Dana Oppermann, director of operations, Onera
Last year, brands and retailers saw unprecedented online demand — with 10 years of growth crunched into just three months. The trend is likely to continue, with e-commerce sales expected to grow another 14% this year. But the supply chain also faced unprecedented challenges, with manufacturing delays, carrier rate increases and transit issues continuing to plague retail and online fulfillment experiences.
Meeting the pace of growth while navigating new constraints has forced brands and retailers to reassess their traditional inventory management strategies. Companies are getting creative by offering inventory that they already have in-network in new and different ways.
As the following sections show, there are five essential steps brands, and retailers are taking to maximize the inventory they already have to create the innovative experience their customers expect.
Set customers’ delivery expectations earlier in the shopping journey
Everyone understands the impact the “Amazon effect” has had on customers’ “fast and free” delivery expectations, but the pressure to compete has also opened the door to new fulfillment options such as same-day and local delivery. Many partners and third-party providers can enable last-mile fulfillment services (particularly in urban areas), but how can brands craft an entire shopping experience around a fulfillment option?
Customers like specificity when evaluating options, and offering estimated delivery dates ahead of checkout gives customers the visibility they’re looking for to make purchase decisions. More brands are personalizing the online shopping journey by using targeted messaging like “get it now” and “delivery by tomorrow” upstream of checkout. This gives customers the visibility they want and better showcases inventory readily available to meet customer demand — resulting in higher conversion.
Bring click-and-collect experiences to the forefront of the customer journey
For brands with brick-and-mortar stores, buy-online-pick-up-in-store (BOPIS) and curbside pickup options have proven to be incredibly valuable — 85% of BOPIS customers make an additional purchase in-store, yielding more sales and larger basket size.
Still, many retailers cite a lack of customer awareness around the option as an obstacle to successful program rollout. How can brands ensure customers are aware of the BOPIS experience early enough to see the benefits?

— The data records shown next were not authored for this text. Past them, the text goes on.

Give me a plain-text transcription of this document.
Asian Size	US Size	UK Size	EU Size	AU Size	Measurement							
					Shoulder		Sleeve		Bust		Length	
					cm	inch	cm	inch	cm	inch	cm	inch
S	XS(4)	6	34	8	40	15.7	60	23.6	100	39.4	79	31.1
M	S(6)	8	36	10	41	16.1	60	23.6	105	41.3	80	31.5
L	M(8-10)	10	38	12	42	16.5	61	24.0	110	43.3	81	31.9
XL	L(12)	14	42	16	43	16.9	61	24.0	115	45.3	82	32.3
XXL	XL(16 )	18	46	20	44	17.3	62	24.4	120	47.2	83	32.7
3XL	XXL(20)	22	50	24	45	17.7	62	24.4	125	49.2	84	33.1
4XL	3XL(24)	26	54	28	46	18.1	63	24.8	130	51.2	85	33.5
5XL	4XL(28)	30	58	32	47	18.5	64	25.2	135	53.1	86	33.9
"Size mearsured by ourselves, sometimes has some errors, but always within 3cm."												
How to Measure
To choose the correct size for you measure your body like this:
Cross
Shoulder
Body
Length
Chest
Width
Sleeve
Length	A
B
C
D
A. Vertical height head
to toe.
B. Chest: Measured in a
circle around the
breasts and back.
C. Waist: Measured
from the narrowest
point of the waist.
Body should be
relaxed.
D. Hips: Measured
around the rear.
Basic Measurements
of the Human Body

The answer is (again): Showcase the option earlier in the customer journey.
As a case example in point: While most companies offer BOPIS or pickup options only at checkout, many of Onera’s customers have brought location-level inventory visibility upstream to the product description page (PDP) and product landing page (PLP). Adding the ability to filter for BOPIS on the PDP has resulted in over 50% of BOPIS orders converting to additional in-store purchases. Adding shop-by-store inventory filters to the PLP drives higher conversion rates, with the average rate for a shop-by-store experience landing at about two times that of a standard e-commerce shopping flow.
Use in-transit inventory to satisfy customer demand
Supply chain delays are expected to continue well past this year’s peak season. Overwhelmed facilities translate to more out-of-stocks on websites and extended backorders, both of which come with high costs to revenue and customer retention.

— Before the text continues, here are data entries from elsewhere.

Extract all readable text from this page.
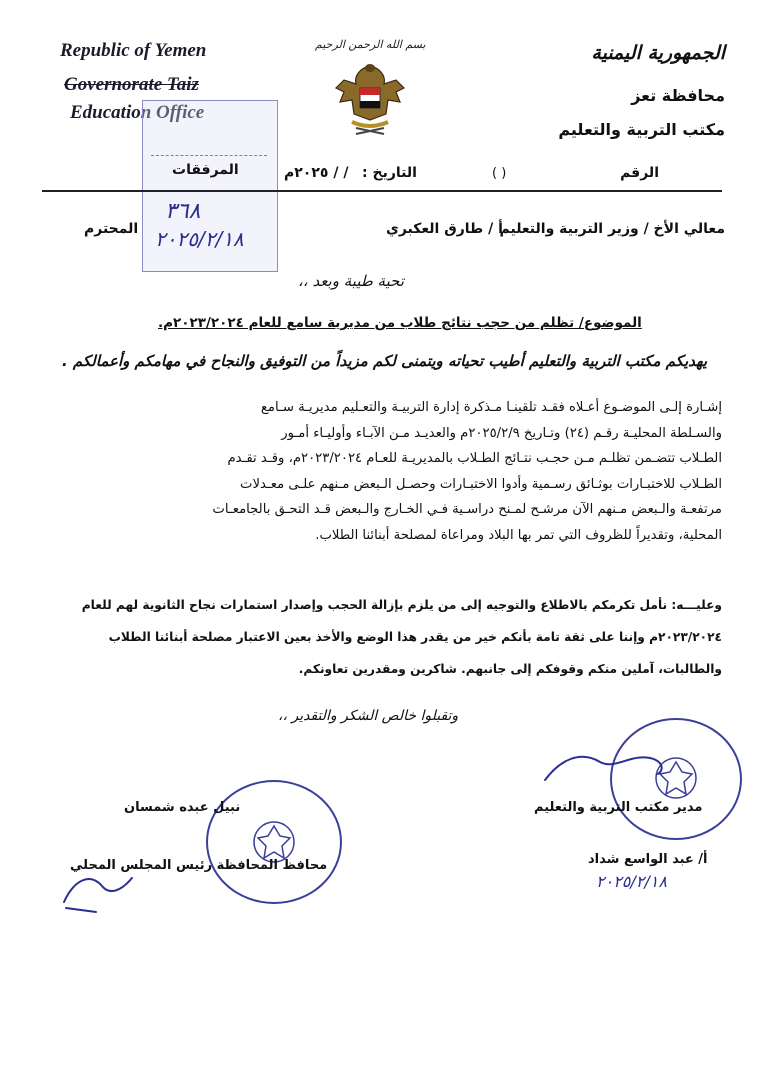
Republic of Yemen
Governorate Taiz
Education Office
الجمهورية اليمنية
محافظة تعز
مكتب التربية والتعليم
بسم الله الرحمن الرحيم
٣٦٨
٢٠٢٥/٢/١٨
الرقم
( )
التاريخ :
/ / ٢٠٢٥م
المرفقات
معالي الأخ / وزير التربية والتعليم
أ / طارق العكبري
المحترم
تحية طيبة وبعد ،،
الموضوع/ تظلم من حجب نتائج طلاب من مديرية سامع للعام ٢٠٢٣/٢٠٢٤م.
يهديكم مكتب التربية والتعليم أطيب تحياته ويتمنى لكم مزيداً من التوفيق والنجاح في مهامكم وأعمالكم .
إشـارة إلـى الموضـوع أعـلاه فقـد تلقينـا مـذكرة إدارة التربيـة والتعـليم مديريـة سـامع
والسـلطة المحليـة رقـم (٢٤) وتـاريخ ٢٠٢٥/٢/٩م والعديـد مـن الآبـاء وأوليـاء أمـور
الطـلاب تتضـمن تظلـم مـن حجـب نتـائج الطـلاب بالمديريـة للعـام ٢٠٢٣/٢٠٢٤م، وقـد تقـدم
الطـلاب للاختبـارات بوثـائق رسـمية وأدوا الاختبـارات وحصـل الـبعض مـنهم علـى معـدلات
مرتفعـة والـبعض مـنهم الآن مرشـح لمـنح دراسـية فـي الخـارج والـبعض قـد التحـق بالجامعـات
المحلية، وتقديراً للظروف التي تمر بها البلاد ومراعاة لمصلحة أبنائنا الطلاب.
وعليـــه: نأمل تكرمكم بالاطلاع والتوجيه إلى من يلزم بإزالة الحجب وإصدار استمارات نجاح الثانوية لهم للعام
٢٠٢٣/٢٠٢٤م وإننا على ثقة تامة بأنكم خير من يقدر هذا الوضع والأخذ بعين الاعتبار مصلحة أبنائنا الطلاب
والطالبات، آملين منكم وقوفكم إلى جانبهم. شاكرين ومقدرين تعاونكم.
وتقبلوا خالص الشكر والتقدير ،،
مدير مكتب التربية والتعليم
أ/ عبد الواسع شداد
٢٠٢٥/٢/١٨
نبيل عبده شمسان
محافظ المحافظة رئيس المجلس المحلي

How can brands make more inventory available more quickly? Offering pre-orders is a proven strategy to satisfy customer demand while avoiding the risk of over-purchasing. And some trailblazers are getting even more creative by promising in-transit inventory.

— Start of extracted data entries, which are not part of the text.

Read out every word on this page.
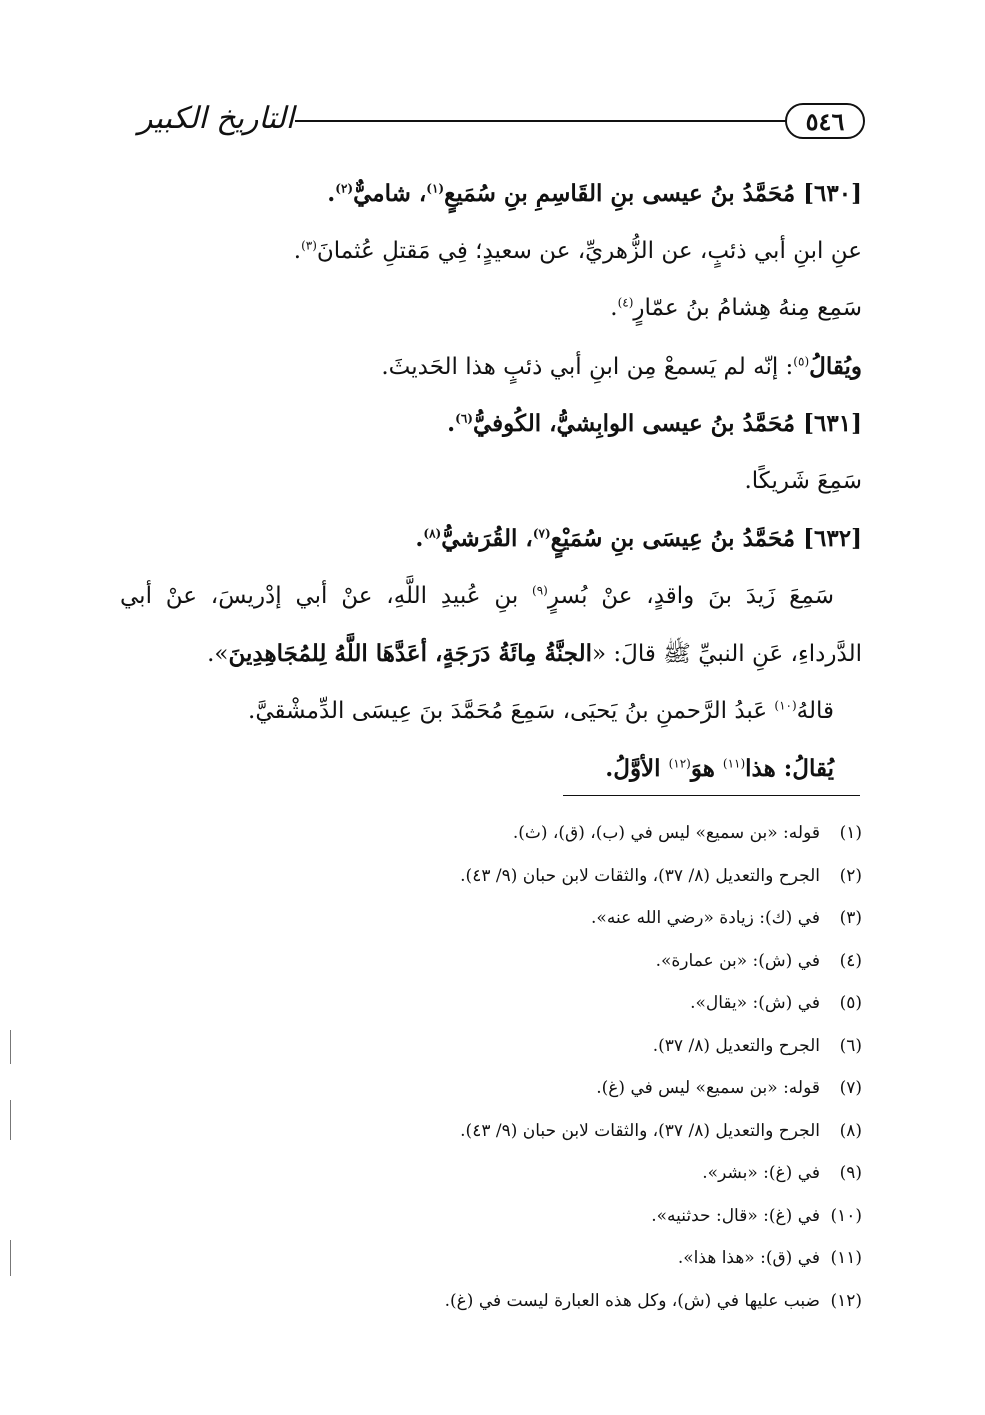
التاريخ الكبير	٥٤٦
[٦٣٠] مُحَمَّدُ بنُ عيسى بنِ القَاسِمِ بنِ سُمَيعٍ$^{(١)}$، شاميٌّ$^{(٢)}$.
عنِ ابنِ أبي ذئبٍ، عن الزُّهريِّ، عن سعيدٍ؛ فِي مَقتلِ عُثمانَ$^{(٣)}$.
سَمِع مِنهُ هِشامُ بنُ عمّارٍ$^{(٤)}$.
ويُقالُ$^{(٥)}$: إنّه لم يَسمعْ مِن ابنِ أبي ذئبٍ هذا الحَديثَ.
[٦٣١] مُحَمَّدُ بنُ عيسى الوابِشيُّ، الكُوفيُّ$^{(٦)}$.
سَمِعَ شَريكًا.
[٦٣٢] مُحَمَّدُ بنُ عِيسَى بنِ سُمَيْعٍ$^{(٧)}$، القُرَشيُّ$^{(٨)}$.
سَمِعَ زَيدَ بنَ واقدٍ، عنْ بُسرٍ$^{(٩)}$ بنِ عُبيدِ اللَّهِ، عنْ أبي إدْريسَ، عنْ أبي
الدَّرداءِ، عَنِ النبيِّ ﷺ قالَ: «الجنَّةُ مِائَةُ دَرَجَةٍ، أعَدَّهَا اللَّهُ لِلمُجَاهِدِينَ».
قالهُ$^{(١٠)}$ عَبدُ الرَّحمنِ بنُ يَحيَى، سَمِعَ مُحَمَّدَ بنَ عِيسَى الدِّمشْقيَّ.
يُقالُ: هذا$^{(١١)}$ هوَ$^{(١٢)}$ الأوَّلُ.
(١)قوله: «بن سميع» ليس في (ب)، (ق)، (ث).
(٢)الجرح والتعديل (٨/ ٣٧)، والثقات لابن حبان (٩/ ٤٣).
(٣)في (ك): زيادة «رضي الله عنه».
(٤)في (ش): «بن عمارة».
(٥)في (ش): «يقال».
(٦)الجرح والتعديل (٨/ ٣٧).
(٧)قوله: «بن سميع» ليس في (غ).
(٨)الجرح والتعديل (٨/ ٣٧)، والثقات لابن حبان (٩/ ٤٣).
(٩)في (غ): «بشر».
(١٠)في (غ): «قال: حدثنيه».
(١١)في (ق): «هذا هذا».
(١٢)ضبب عليها في (ش)، وكل هذه العبارة ليست في (غ).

In-transit inventory is any finished unit that does not yet exist within the four walls of a fulfillment channel but is actively in shipment — including units that are en route from the manufacturer, store replenishments that are in transit from the warehouse and even in-flight return items that will be processed for resale. Tapping into this already-created, not-yet-arrived inventory is an efficient way to ensure there are enough units to satisfy demand without risking either over-purchasing or interim out-of-stocks.
Create one digital inventory pool to power every channel
Shoppers expect to research, compare and purchase products through whichever channel they choose to shop. Many brands are expanding into social shopping and marketplaces and building their own native mobile apps to meet customers where they’re already scrolling.
However, purchasing and managing web, mobile, social, store and marketplace inventory pools separately is a recipe for compounded data accuracy issues and crunched margins. The alternative is to share inventory data and manage a single, real-time pool for every demand and fulfillment channel. An omnichannel strategy that fulfills from a single digital pool means that an Instagram purchase can immediately update the available quantity on the website. Sharing event data across channels creates a single source of available-to-purchase inventory, eliminating the risk of over-promising inventory in one channel or facing gluts where supply is bigger than demand in another.
Investing in real-time data visibility is key to future scalability
While each of these strategies can improve margins, increase revenue and improve customer retention, they’re not risk-free. Underlying infrastructure constraints may contribute to inventory inaccuracies, data processing delays and disjointed customer journeys.
Many platforms, like Shopify, can power the front-end needed to offer these customer experiences. Often, though, brands are stuck with back-end systems that simply can’t keep up with the speed and amount of processing power needed to offer a seamless customer journey — which explains why 22% of retailers believe that their current tech stacks are not sophisticated enough to support new omnichannel strategies.
Increasingly, brands are moving away from monolithic systems and are instead building their tech stack around a network of modular components that improve flexibility, functionality and agility. For brands looking to create seamless integration across online and offline environments, fulfillment locations and demand channels, investments that enable real-time data visibility will be critical.